Dollar heads for 3.2% weekly gain as Yellen takes sheen off greenback
The kiwi rose to 68.96 US cents at 5pm.
The kiwi rose to 68.96 US cents at 5pm.
The New Zealand dollar is heading for a 3.2 percent weekly gain against the greenback after US Federal Reserve chair Janet Yellen's cautious outlook on the US economy saw investors dial back expectations for a rise in US interest rates and eroded demand for the world's reserve currency.
The kiwi rose to 68.96 US cents at 5pm in Wellington from 66.82 cents on Friday in New York last week. It hit a nine-month high 69.66 cents during Northern Hemisphere trading last night and was little changed from 68.99 cents yesterday. The trade-weighted index was little changed at 72.85 from 72.93 yesterday, and is heading for a 1.9 percent weekly gain.
Yellen urged caution on future rate hikes in her first public speech since the Fed scaled back its projected interest rate path last month. That pushed the greenback lower against most major currencies and investors are now awaiting US non-farm payrolls data on Friday US time to see whether that caution is warranted.
"If we get a bad number, the US dollar will weaken further as it becomes more and more compelling to sell," said Michael Johnston, a senior trader at HiFX in Auckland.

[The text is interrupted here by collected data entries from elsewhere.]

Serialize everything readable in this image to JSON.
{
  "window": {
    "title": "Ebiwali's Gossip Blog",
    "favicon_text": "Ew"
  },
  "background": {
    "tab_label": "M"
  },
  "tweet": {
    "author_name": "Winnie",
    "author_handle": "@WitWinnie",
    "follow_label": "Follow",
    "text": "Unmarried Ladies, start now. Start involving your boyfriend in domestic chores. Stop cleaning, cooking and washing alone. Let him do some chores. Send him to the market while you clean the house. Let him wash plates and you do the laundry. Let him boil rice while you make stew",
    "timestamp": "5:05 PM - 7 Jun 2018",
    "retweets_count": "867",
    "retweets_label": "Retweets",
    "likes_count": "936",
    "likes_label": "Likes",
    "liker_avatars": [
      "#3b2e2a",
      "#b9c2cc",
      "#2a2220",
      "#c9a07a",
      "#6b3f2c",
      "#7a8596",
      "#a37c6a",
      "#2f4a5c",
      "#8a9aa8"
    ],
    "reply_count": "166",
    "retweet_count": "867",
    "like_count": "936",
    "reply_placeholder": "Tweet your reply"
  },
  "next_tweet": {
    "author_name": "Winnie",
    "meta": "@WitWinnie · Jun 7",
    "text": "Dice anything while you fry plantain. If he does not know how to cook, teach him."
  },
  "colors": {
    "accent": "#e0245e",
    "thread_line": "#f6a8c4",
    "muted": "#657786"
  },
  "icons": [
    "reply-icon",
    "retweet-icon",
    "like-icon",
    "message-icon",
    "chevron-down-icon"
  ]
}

If the US added 250,000 jobs last month and the 4.9 percent unemployment falls, Johnston expects the greenback will rally, but if there are fewer than 170,000 jobs added and joblessness increases, "then you'd see the US dollar under pressure and the kiwi nudging higher into the 69s."
Johnston said the strength of the kiwi is undermining the New Zealand Reserve Bank's bias towards lower interest rates by making imported products cheaper, lowering the rate of inflation, and while it's not at a level that warrants intervention it heightens the chance of another rate cut at this month's meeting.
"If they could wave their magic wand, they'd be lopping a good 5 cents off the kiwi," he said.
New Zealand's two-year swap rate edged up one basis point to 2.2 percent at 5pm in Wellington and 10-year swaps increased three basis points to 3 percent.
Traders will be watching next week's GlobalDairyTrade auction to see how prices for New Zealand's biggest export are tracking, having slumped over the past 18 months. A Fitch Ratings report today predicted milk prices won't recover until next year due to increased European production.
The kiwi fell to 4.4581 Chinese yuan from 4.4614 yuan yesterday after a manufacturing gauge showed China's industrial production shrank less than expected last month.
The local currency was almost unchanged at 90.15 Australian cents from 90.14 cents yesterday, and 77.52 yen from 77.53 yen. The kiwi fell to 60.58 euro cents from 60.96 cents yesterday and traded at 48.08 British pence from 48.11 pence.